Oases in a Charger Desert: Bringing EV Chargers to Urban Residences

Public chargers are becoming more and more popular, but 80% of all charging still takes place at home. Even operating an EV can be challenging for drivers who don’t own their own homes and garages because of “charger deserts” in some cities. According to the New York Times, “plenty of people, worried about climate change, would make for a potentially receptive audience for EVs. But without a garage, they often feel locked out of the game.”

Bayside Queens resident Jonathan Spira was interested in a Jaguar I-Pace but passed because charging seemed impossible, stating, “It’s ridiculous. I can’t go miles from my home and then do nothing for several hours.” Residents tried to get them installed, but the condo got hung up on where to install them and who would pay.

Studies reveal only 56% of the population has their own parking spots. For everyone else, even if apartment buildings install chargers in their garages, it won’t help residents who don’t have a dedicated spot of their own and are not allowed to park there.

How can urban dwellers own and charge EVs? In Oregon, new builds are required to be EV-ready, and many more states are on the verge of the same. If you live in an older building, do your preparation and research before contacting HOA. First, survey other residents. Find how many employees, residents, and visitors already own EVs and how many are considering buying one. Owners are more apt to install chargers if many residents want them.

Second, be aware of what your rights already are. If you live in California, Oregon, Florida, Colorado, or Ontario, HOA cannot deny a resident an EV charger if they pay for installation and electricity. Check the laws in your city and state.

Next, be ready with a financial plan. Owners are going to be concerned about the price of rewiring, trenching, installation, and electricity. Rewiring is generally not necessary. If the charger is being installed for just one spot, the installation will be paid for by the resident. In fact, it’s illegal in most buildings to make residents who aren’t using the charger pay for it, and all charges have to be linked to your unit, easy with the Blink Network with the necessary permits and plans.

EVSE can be a significant investment, so always check federal, state, and local tax initiatives and rebates to see if you can get money back for your purchase; it would be unusual for a facility not to be able to take advantage of incentives of some kind.
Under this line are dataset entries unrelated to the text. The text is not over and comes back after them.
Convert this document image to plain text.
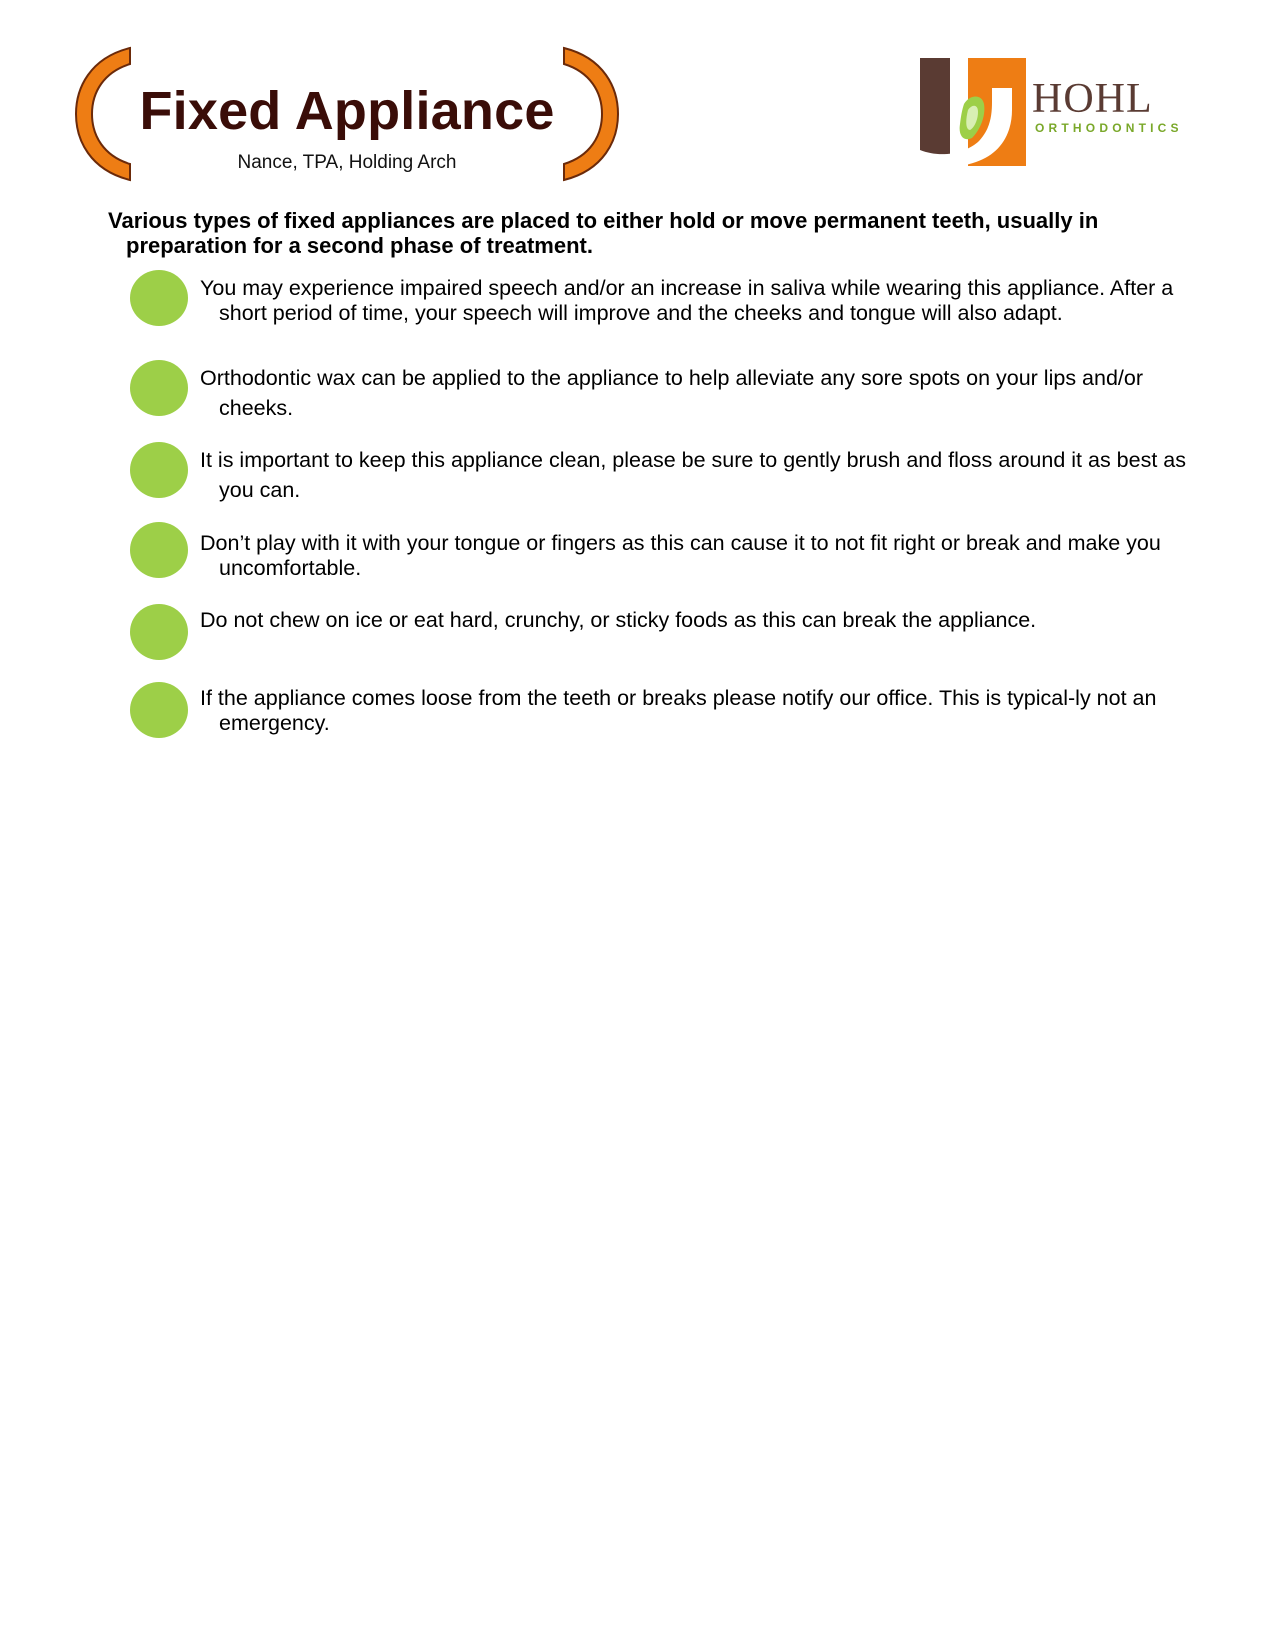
Fixed Appliance
Nance, TPA, Holding Arch
HOHL
ORTHODONTICS
Various types of fixed appliances are placed to either hold or move permanent teeth, usually in preparation for a second phase of treatment.
You may experience impaired speech and/or an increase in saliva while wearing this appliance. After a short period of time, your speech will improve and the cheeks and tongue will also adapt.
Orthodontic wax can be applied to the appliance to help alleviate any sore spots on your lips and/or cheeks.
It is important to keep this appliance clean, please be sure to gently brush and floss around it as best as you can.
Don’t play with it with your tongue or fingers as this can cause it to not fit right or break and make you uncomfortable.
Do not chew on ice or eat hard, crunchy, or sticky foods as this can break the appliance.
If the appliance comes loose from the teeth or breaks please notify our office. This is typical-ly not an emergency.
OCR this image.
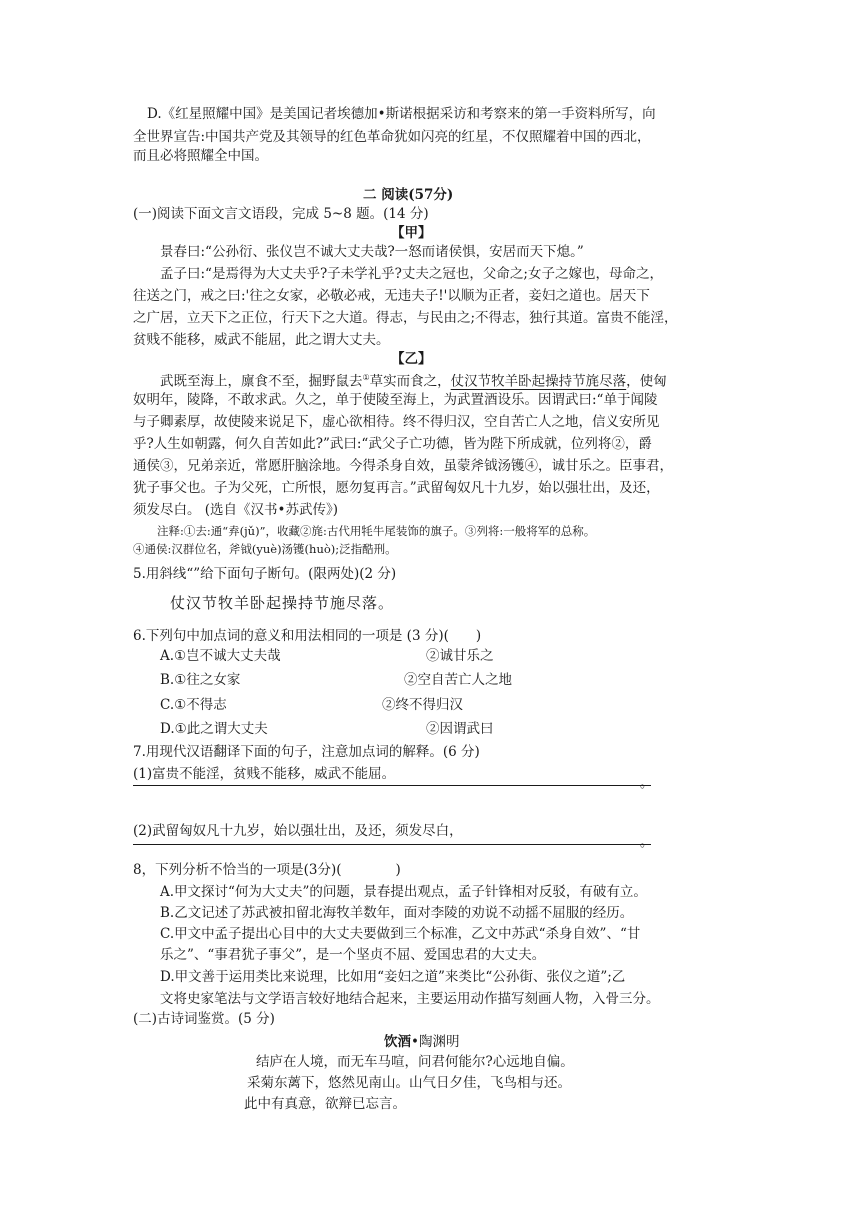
D.《红星照耀中国》是美国记者埃德加•斯诺根据采访和考察来的第一手资料所写，向
全世界宣告:中国共产党及其领导的红色革命犹如闪亮的红星，不仅照耀着中国的西北，
而且必将照耀全中国。
二 阅读(57分)
(一)阅读下面文言文语段，完成 5~8 题。(14 分)
【甲】
景春曰:“公孙衍、张仪岂不诚大丈夫哉?一怒而诸侯惧，安居而天下熄。”
孟子曰:“是焉得为大丈夫乎?子未学礼乎?丈夫之冠也，父命之;女子之嫁也，母命之，
往送之门，戒之曰:'往之女家，必敬必戒，无违夫子!'以顺为正者，妾妇之道也。居天下
之广居，立天下之正位，行天下之大道。得志，与民由之;不得志，独行其道。富贵不能淫，
贫贱不能移，威武不能屈，此之谓大丈夫。
【乙】
武既至海上，廪食不至，掘野鼠去①草实而食之，仗汉节牧羊卧起操持节旄尽落，使匈
奴明年，陵降，不敢求武。久之，单于使陵至海上，为武置酒设乐。因谓武曰:“单于闻陵
与子卿素厚，故使陵来说足下，虚心欲相待。终不得归汉，空自苦亡人之地，信义安所见
乎?人生如朝露，何久自苦如此?”武曰:“武父子亡功德，皆为陛下所成就，位列将②，爵
通侯③，兄弟亲近，常愿肝脑涂地。今得杀身自效，虽蒙斧钺汤镬④，诚甘乐之。臣事君，
犹子事父也。子为父死，亡所恨，愿勿复再言。”武留匈奴凡十九岁，始以强壮出，及还，
须发尽白。 (选自《汉书•苏武传》)
注释:①去:通“弆(jǔ)”，收藏②旄:古代用牦牛尾装饰的旗子。③列将:一般将军的总称。
④通侯:汉群位名，斧钺(yuè)汤镬(huò);泛指酷刑。
5.用斜线“”给下面句子断句。(限两处)(2 分)
仗汉节牧羊卧起操持节施尽落。
6.下列句中加点词的意义和用法相同的一项是 (3 分)(　　)
A.①岂不诚大丈夫哉	②诚甘乐之
B.①往之女家	②空自苦亡人之地
C.①不得志	②终不得归汉
D.①此之谓大丈夫	②因谓武曰
7.用现代汉语翻译下面的句子，注意加点词的解释。(6 分)
(1)富贵不能淫，贫贱不能移，威武不能屈。
。
(2)武留匈奴凡十九岁，始以强壮出，及还，须发尽白，
。
8，下列分析不恰当的一项是(3分)(　　　　)
A.甲文探讨“何为大丈夫”的问题，景春提出观点，孟子针锋相对反驳，有破有立。
B.乙文记述了苏武被扣留北海牧羊数年，面对李陵的劝说不动摇不屈服的经历。
C.甲文中孟子提出心目中的大丈夫要做到三个标准，乙文中苏武“杀身自效”、“甘
乐之”、“事君犹子事父”，是一个坚贞不屈、爱国忠君的大丈夫。
D.甲文善于运用类比来说理，比如用“妾妇之道”来类比“公孙街、张仪之道”;乙
文将史家笔法与文学语言较好地结合起来，主要运用动作描写刻画人物，入骨三分。
(二)古诗词鉴赏。(5 分)
饮酒•陶渊明
结庐在人境，而无车马喧，问君何能尔?心远地自偏。
采菊东蓠下，悠然见南山。山气日夕佳，飞鸟相与还。
此中有真意，欲辩已忘言。
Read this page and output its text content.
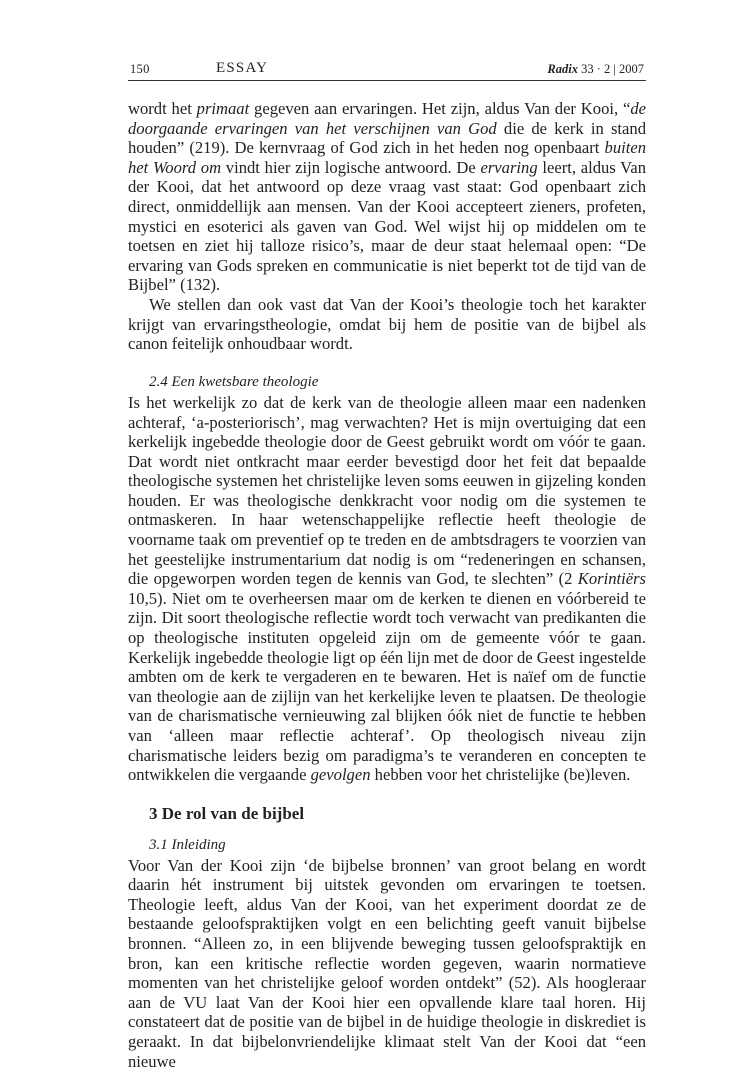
150	ESSAY	Radix 33 · 2 | 2007

wordt het primaat gegeven aan ervaringen. Het zijn, aldus Van der Kooi, “de doorgaande ervaringen van het verschijnen van God die de kerk in stand houden” (219). De kernvraag of God zich in het heden nog openbaart buiten het Woord om vindt hier zijn logische antwoord. De ervaring leert, aldus Van der Kooi, dat het antwoord op deze vraag vast staat: God openbaart zich direct, onmiddellijk aan mensen. Van der Kooi accepteert zieners, profeten, mystici en esoterici als gaven van God. Wel wijst hij op middelen om te toetsen en ziet hij talloze risico’s, maar de deur staat helemaal open: “De ervaring van Gods spreken en communicatie is niet beperkt tot de tijd van de Bijbel” (132).

We stellen dan ook vast dat Van der Kooi’s theologie toch het karakter krijgt van ervaringstheologie, omdat bij hem de positie van de bijbel als canon feitelijk onhoudbaar wordt.

2.4 Een kwetsbare theologie

Is het werkelijk zo dat de kerk van de theologie alleen maar een nadenken achteraf, ‘a-posteriorisch’, mag verwachten? Het is mijn overtuiging dat een kerkelijk ingebedde theologie door de Geest gebruikt wordt om vóór te gaan. Dat wordt niet ontkracht maar eerder bevestigd door het feit dat bepaalde theologische systemen het christelijke leven soms eeuwen in gijzeling konden houden. Er was theologische denkkracht voor nodig om die systemen te ontmaskeren. In haar wetenschappelijke reflectie heeft theologie de voorname taak om preventief op te treden en de ambtsdragers te voorzien van het geestelijke instrumentarium dat nodig is om “redeneringen en schansen, die opgeworpen worden tegen de kennis van God, te slechten” (2 Korintiërs 10,5). Niet om te overheersen maar om de kerken te dienen en vóórbereid te zijn. Dit soort theologische reflectie wordt toch verwacht van predikanten die op theologische instituten opgeleid zijn om de gemeente vóór te gaan. Kerkelijk ingebedde theologie ligt op één lijn met de door de Geest ingestelde ambten om de kerk te vergaderen en te bewaren. Het is naïef om de functie van theologie aan de zijlijn van het kerkelijke leven te plaatsen. De theologie van de charismatische vernieuwing zal blijken óók niet de functie te hebben van ‘alleen maar reflectie achteraf’. Op theologisch niveau zijn charismatische leiders bezig om paradigma’s te veranderen en concepten te ontwikkelen die vergaande gevolgen hebben voor het christelijke (be)leven.

3 De rol van de bijbel

3.1 Inleiding

Voor Van der Kooi zijn ‘de bijbelse bronnen’ van groot belang en wordt daarin hét instrument bij uitstek gevonden om ervaringen te toetsen. Theologie leeft, aldus Van der Kooi, van het experiment doordat ze de bestaande geloofspraktijken volgt en een belichting geeft vanuit bijbelse bronnen. “Alleen zo, in een blijvende beweging tussen geloofspraktijk en bron, kan een kritische reflectie worden gegeven, waarin normatieve momenten van het christelijke geloof worden ontdekt” (52). Als hoogleraar aan de VU laat Van der Kooi hier een opvallende klare taal horen. Hij constateert dat de positie van de bijbel in de huidige theologie in diskrediet is geraakt. In dat bijbelonvriendelijke klimaat stelt Van der Kooi dat “een nieuwe
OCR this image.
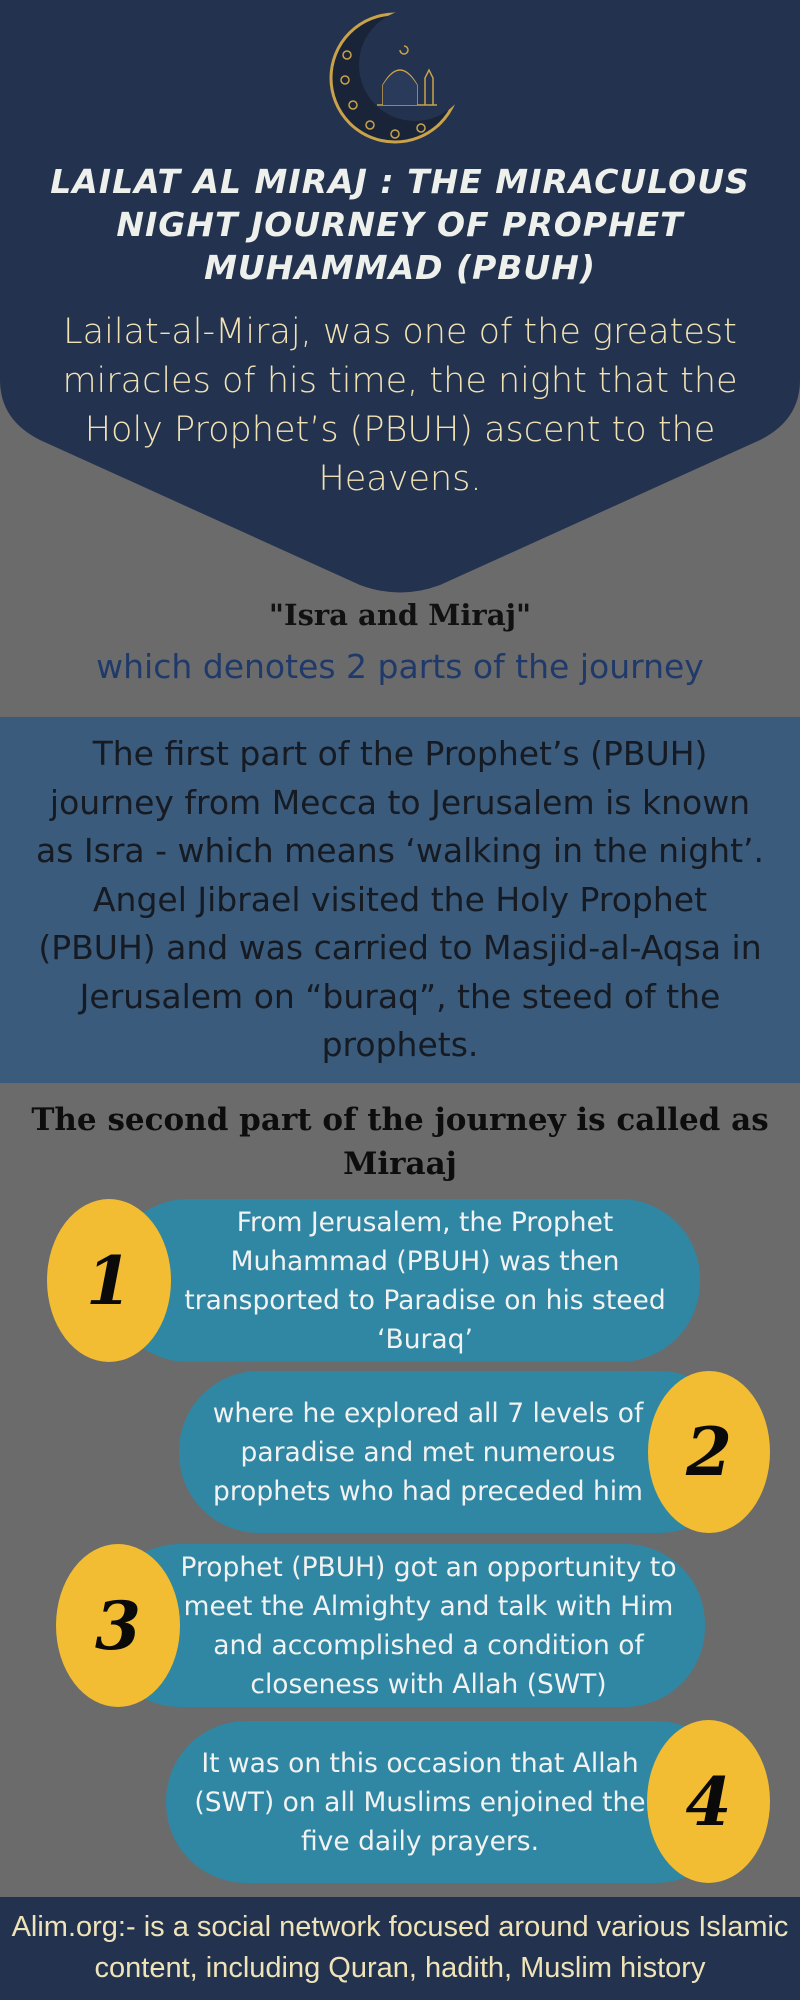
LAILAT AL MIRAJ : THE MIRACULOUS NIGHT JOURNEY OF PROPHET MUHAMMAD (PBUH)
Lailat-al-Miraj, was one of the greatest miracles of his time, the night that the Holy Prophet’s (PBUH) ascent to the Heavens.
"Isra and Miraj"
which denotes 2 parts of the journey
The first part of the Prophet’s (PBUH) journey from Mecca to Jerusalem is known as Isra - which means ‘walking in the night’. Angel Jibrael visited the Holy Prophet (PBUH) and was carried to Masjid-al-Aqsa in Jerusalem on “buraq”, the steed of the prophets.
The second part of the journey is called as Miraaj
From Jerusalem, the Prophet Muhammad (PBUH) was then transported to Paradise on his steed ‘Buraq’
1
where he explored all 7 levels of paradise and met numerous prophets who had preceded him 2
Prophet (PBUH) got an opportunity to meet the Almighty and talk with Him and accomplished a condition of closeness with Allah (SWT)
3
It was on this occasion that Allah (SWT) on all Muslims enjoined the five daily prayers.
4
Alim.org:- is a social network focused around various Islamic content, including Quran, hadith, Muslim history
EnergyStar Certified chargers can also save up to 40% of the electricity used by a standard charger. Click here to learn more about residential incentives.

Choose one of Blink’s networked plans, and we can make installation easy and cost-effective. If the building is still pessimistic about the idea, a community charger that serves more than one resident is another option and a popular one because it enables the building to charge a fee for use. It’s also great to point out that EVSE is a potential source of revenue for the building for the parking facility that chooses to charge users. Chargers also raise property values for the building, which can acquire LEED points and for surrounding residences. EV charger installation and hosting companies, like Blink, can consolidate parking fees and charging fees to make the process easier for proprietors. And invite one of our reps out to explain installation and cost to the owner and help choose the right location.

Other options for charging in the city are possible with a little creativity. Los Angeles, for example, has installed EV chargers on light poles along city streets. According to LAists’s “LAStreet Lights Might One Day Charge The Electric Car You Don’t Yet Have”, two-thirds of LA households rent, presenting the same issue as many other cities-residents without parking garages. According to the article, “‘When the city decided that one of their priorities was to encourage the purchase of EV vehicles, it seemed prudent that it would be best to attach EV charging stations to our light poles,’ said Norma Isahakian, director of the Los Angeles Bureau of Street Lighting.”

The UK has brought “pop-up” charging stations to London. Most of the time, these chargers are hidden underground, out of the way. This keeps them from blocking public walkways. When an EV pulls up, it literally pops up out of the ground. When the car is done charging and disconnects, a signal goes to the charger to go back underground, out of sight. These chargers are in their beginning stages, but reviews are “overwhelmingly positive.”

With most young people who care about sustainability in urban environments, it’s becoming more important than ever to make it easy for them to own an EV. City governments and privately owned buildings are getting creative to find ways to make their housing more attractive to the environmentally conscious and tech-savvy.